In the context of a DAO, a blockchain is meant to serve as a leaderless group of people authorized to act as a single economic entity through the execution of smart contracts via hardcoded rules that are digitally enforced. Participants in a DAO can vote on the direction of the organization as a ‘digital democracy’ where they can contribute to group decisions about adding or changing rules, removing a participant or funding a project as a crowdsourcing vehicle.
IoT – Securing the ever-increasing numbers of connected devices has become a concern for the technology industry as it approaches the ‘Internet of Things’ era. Security is tantamount for exchanging high-value data between IoT devices, especially if a global rollout is to be successful, and the worry of botnet attacks involving millions of compromised IoT devices has prompted a search for potentially wide-reaching solutions.
Adding blockchain as a foundational element of IoT is looking to be the fix everyone has been waiting for: natively encrypted transactions, a distributed architecture and consensus-verified data blocks make blockchain an attractive option for securing transactions between IoT devices.
Genecoins – To borrow text from the theoretical whitepaper Meet Genecoin: The Bioeconomy Currency… “Think of [Genecoins] as your robot friends that encode your genetic material on new networks as they develop. Similar to the way that Google discovers new websites, we’ll be able to jump from chain to chain. Our aim is to turn Genecoin into a Decentralized Autonomous Organization that preserves your genetic material indefinitely.”
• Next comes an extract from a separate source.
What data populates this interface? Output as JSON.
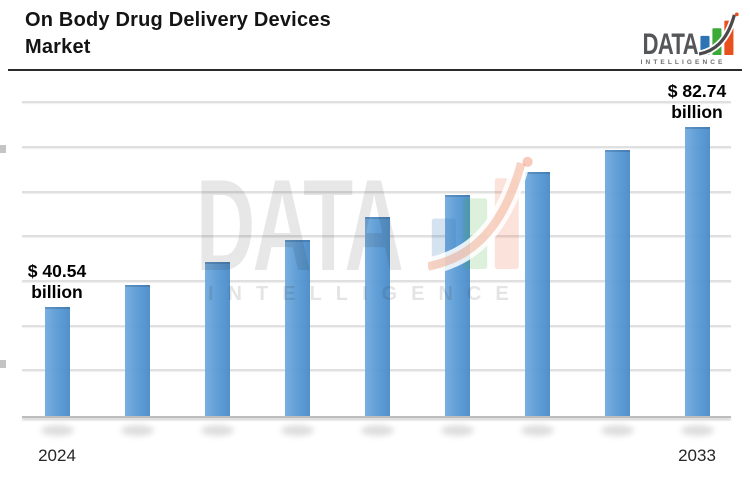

Brain DAOs – Other papers propose the concept of using blockchain to store the digitized contents of human brains in “mindfiles,” which may be aided by advancements in optogenetic brain mapping. Mindfiles could open the door to possibilities such as versioning and backups of your memories, the ability to explore other peoples’ mindfiles, and ideas such as organizing mindfiles into a DAO/DAC (distributed autonomous corporation) and creating self-mining brain ecologies. Developments in this area would likewise aid artificial intelligence and the integration of man and machine.
AI – The combination of AI, 5G, IoT and blockchain would provide the ability to extract intelligence from a global ecosystem of always-connected sensors, with real-time tracking and documentation of everything that happens to a package or pallet along the supply chain.
Companies are working on solutions where this technology could be used for tracking fresh food from the grower to grocer (reducing waste and costs), documenting inspections, and recording the chain of custody through time-stamped blockchain transactions. With the addition of technologies such as AI, blockchain could be the solution to creating a worldwide distributed asset and records management system.
Someday, you might be able to monetize home devices or wearable IoT sensor data by selling data feed subscriptions in a trusted transaction between you and an organization paying for the data through a blockchain. Selling your real-time IoT data streams such as shopping habits or biostats could become commonplace.